Confirmant un assez bon état de santé du pape, qui ne permet absolument pas de spéculer sur la date de ladite succession, le cardinal Schwery admet que la nomination de Jean Paul II, en 1978, a bel et bien rompu avec la tradition des papes italiens. «Sur les 107 cardinaux électeurs, il n’y a que 18 Italiens. C’est 3 ou 4 fois moins qu’il y a 30 ans. Et les Européens sont moins que 50%. Tout est donc ouvert sur la nationalité du prochain pape. Ce sera surtout une affaire de personnalité qui se profilera à ce moment-là».

Se risquant, juste un peu, au jeu des pronostics, Mgr Schwery tient le cardinal belge Godfried Danneels comme un des favoris, tout comme le cardinal Christoph Schönborn, archevêque de Vienne, encore un peu jeune toutefois. «Un Africain ou un Sud-Américain serait bienvenu, mais pour l’instant je ne vois pas qui se profilerait», soutient le prélat valaisan, qui ne cache pas sa préférence, à qualités égales, pour un candidat issu d’un pays du Sud. «Ce serait un message d’ouverture, dans la juste suite de l’élection d’un Polonais».

Clivage entre les cardinaux de la Curie et de la pastorale

Au niveau des critères lors de l’élection, répondant aux questions de l’assemblée sur les courants à représenter et les qualités requises, le cardinal Schwery ne cache pas sa réticence face à un candidat issu uniquement de la Curie romaine. «Il y a un clivage net entre les professionnels de la Curie et ceux qui ont une expérience pastorale. Les premiers, qui ne connaissent parfois les paroisses que dans leurs documents, plaident pour une Eglise qui soit une institution forte. Les seconds, et j’en fais partie, se prononcent pour une plus grande présence chrétienne dans la société.»

Le moment venu, Mgr Schwery se dit persuadé que les discussions se feront au Vatican dans un climat fraternel et une ambiance de vérité transparente. «Dès la vacance du siège apostolique, les cardinaux électeurs doivent se rendre immédiatement à Rome. Mais le conclave ne débute qu’après 15 jours pour permettre à ceux qui viennent de loin d’arriver. Cela laisse du temps pour la discussion et la réflexion sur la situation de l’Eglise».

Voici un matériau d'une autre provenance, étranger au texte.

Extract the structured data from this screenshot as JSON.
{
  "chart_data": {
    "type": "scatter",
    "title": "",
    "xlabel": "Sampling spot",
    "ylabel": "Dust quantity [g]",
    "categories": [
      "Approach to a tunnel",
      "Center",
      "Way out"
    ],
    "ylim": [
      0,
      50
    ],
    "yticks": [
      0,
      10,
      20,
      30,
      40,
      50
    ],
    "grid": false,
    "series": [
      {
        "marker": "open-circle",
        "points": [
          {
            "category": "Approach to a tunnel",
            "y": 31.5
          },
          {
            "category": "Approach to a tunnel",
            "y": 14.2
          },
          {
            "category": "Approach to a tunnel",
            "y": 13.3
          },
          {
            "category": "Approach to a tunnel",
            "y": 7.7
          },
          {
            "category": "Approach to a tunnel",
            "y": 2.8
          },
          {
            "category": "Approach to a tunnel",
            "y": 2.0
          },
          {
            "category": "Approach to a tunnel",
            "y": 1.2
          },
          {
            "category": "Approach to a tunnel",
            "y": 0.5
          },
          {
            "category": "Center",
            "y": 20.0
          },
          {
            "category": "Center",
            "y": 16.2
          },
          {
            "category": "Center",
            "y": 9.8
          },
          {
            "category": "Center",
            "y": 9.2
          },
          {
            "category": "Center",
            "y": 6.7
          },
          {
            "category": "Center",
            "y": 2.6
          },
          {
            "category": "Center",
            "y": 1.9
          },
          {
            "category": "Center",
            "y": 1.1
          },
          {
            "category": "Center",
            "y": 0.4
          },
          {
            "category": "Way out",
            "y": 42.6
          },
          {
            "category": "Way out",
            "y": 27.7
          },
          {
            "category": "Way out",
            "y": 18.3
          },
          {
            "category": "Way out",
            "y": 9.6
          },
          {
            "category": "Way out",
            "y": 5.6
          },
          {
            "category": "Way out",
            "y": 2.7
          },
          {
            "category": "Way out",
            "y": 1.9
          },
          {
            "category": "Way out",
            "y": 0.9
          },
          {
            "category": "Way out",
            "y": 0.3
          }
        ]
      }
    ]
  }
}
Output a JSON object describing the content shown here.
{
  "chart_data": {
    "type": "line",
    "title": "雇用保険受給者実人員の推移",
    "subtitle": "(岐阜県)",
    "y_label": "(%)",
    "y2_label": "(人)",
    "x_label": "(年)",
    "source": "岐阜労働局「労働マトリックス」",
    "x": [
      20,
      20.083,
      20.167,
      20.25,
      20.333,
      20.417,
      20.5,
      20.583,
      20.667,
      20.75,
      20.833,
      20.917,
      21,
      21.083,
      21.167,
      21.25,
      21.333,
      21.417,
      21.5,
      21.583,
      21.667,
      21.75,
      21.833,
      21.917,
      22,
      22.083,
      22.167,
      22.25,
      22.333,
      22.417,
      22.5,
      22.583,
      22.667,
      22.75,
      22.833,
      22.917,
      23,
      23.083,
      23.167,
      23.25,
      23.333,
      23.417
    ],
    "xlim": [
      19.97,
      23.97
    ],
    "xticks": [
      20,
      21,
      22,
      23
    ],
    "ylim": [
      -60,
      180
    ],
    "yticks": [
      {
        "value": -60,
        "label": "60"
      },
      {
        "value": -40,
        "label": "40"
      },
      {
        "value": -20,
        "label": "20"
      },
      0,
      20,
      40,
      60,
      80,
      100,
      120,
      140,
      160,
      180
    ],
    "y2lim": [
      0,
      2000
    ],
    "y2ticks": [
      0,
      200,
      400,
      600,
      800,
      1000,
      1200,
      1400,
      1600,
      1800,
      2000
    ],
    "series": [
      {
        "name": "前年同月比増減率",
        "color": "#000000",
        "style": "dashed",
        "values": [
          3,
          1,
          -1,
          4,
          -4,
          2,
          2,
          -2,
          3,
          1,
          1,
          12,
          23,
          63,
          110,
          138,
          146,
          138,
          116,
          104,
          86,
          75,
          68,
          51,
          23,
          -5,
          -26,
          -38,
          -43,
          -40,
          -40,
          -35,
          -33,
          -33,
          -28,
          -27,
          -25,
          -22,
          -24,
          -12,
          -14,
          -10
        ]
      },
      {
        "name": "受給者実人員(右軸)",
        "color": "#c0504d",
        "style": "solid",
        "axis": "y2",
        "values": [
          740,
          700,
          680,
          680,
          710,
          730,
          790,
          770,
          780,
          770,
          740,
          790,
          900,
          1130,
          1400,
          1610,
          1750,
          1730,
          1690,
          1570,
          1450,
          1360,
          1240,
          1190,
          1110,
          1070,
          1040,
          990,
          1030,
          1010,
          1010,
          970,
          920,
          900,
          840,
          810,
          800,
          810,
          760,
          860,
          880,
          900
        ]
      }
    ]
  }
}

Jean Paul II n’est que le pape!

Les relations du Vatican avec la Suisse illustrent bien les difficultés de compréhension entre les pasteurs confrontés directement aux problèmes du terrain et les instances dirigeantes de l’Eglise à Rome. Le cardinal Schwery cite deux exemples, qu’il a vécus comme président de la Conférence épiscopale de Suisse et comme évêque de Sion: les tensions liées à la nomination de Mgr Haas au diocèse de Coire et le schisme de Mgr Lefebvre. «La Suisse n’est pas vraiment connue au Vatican. Nous sommes un très petit pays», soutient le prélat, avant de raconter ses nombreuses démarches, dans les années 90, en vue de résoudre les tensions nées dans le diocèse de Coire. «Nous sommes parfois mal perçus à Rome, en raison de notre tradition démocratique, qui a des conséquences sur la vie de l’Eglise», affirme l’ancien évêque de Sion, en assurant qu’il a toujours rencontré une grande qualité d’écoute chez Jean Paul II. «Mais il n’est que le pape! Lorsque je devais passer dans différents organes pour tenter de résoudre la crise, on m’écoutait avec attention, mais cela en restait là». Résultat des démarches: le Vatican crée un archevêché à Vaduz et nomme Mgr Haas à sa tête. «C’est incroyable! On ne crée pas un archevêché pour résoudre un problème!», lance le cardinal Schwery, «C’est une solution typique de la Secrétairie d’Etat du Vatican, qui est devenue un véritable Etat dans l’Etat».

Le schisme d’Ecône n’est pas un problème de liturgie

Les discussions en lien avec le schisme des traditionalistes d’Ecône, entamé par Mgr Marcel Lefebvre en 1988, en disent long sur les difficultés de communication entre l’Eglise en Suisse et le Vatican. «A Rome, on n’aborde la question que sur l’angle de la liturgie. J’ai rencontré Mgr Lefebvre à de nombreuses reprises et je peux vous assurer que la question est ailleurs. C’était un homme qui avait simplement peur. Il estimait qu’il n’y avait plus d’autorité, aussi bien dans l’Eglise qu’en politique et se prononçait pour une théocratie dans le monde. La liturgie revêt un aspect secondaire dans son message. Je l’ai dit à de nombreuses reprises, mais cela, le Vatican ne l’a pas encore compris».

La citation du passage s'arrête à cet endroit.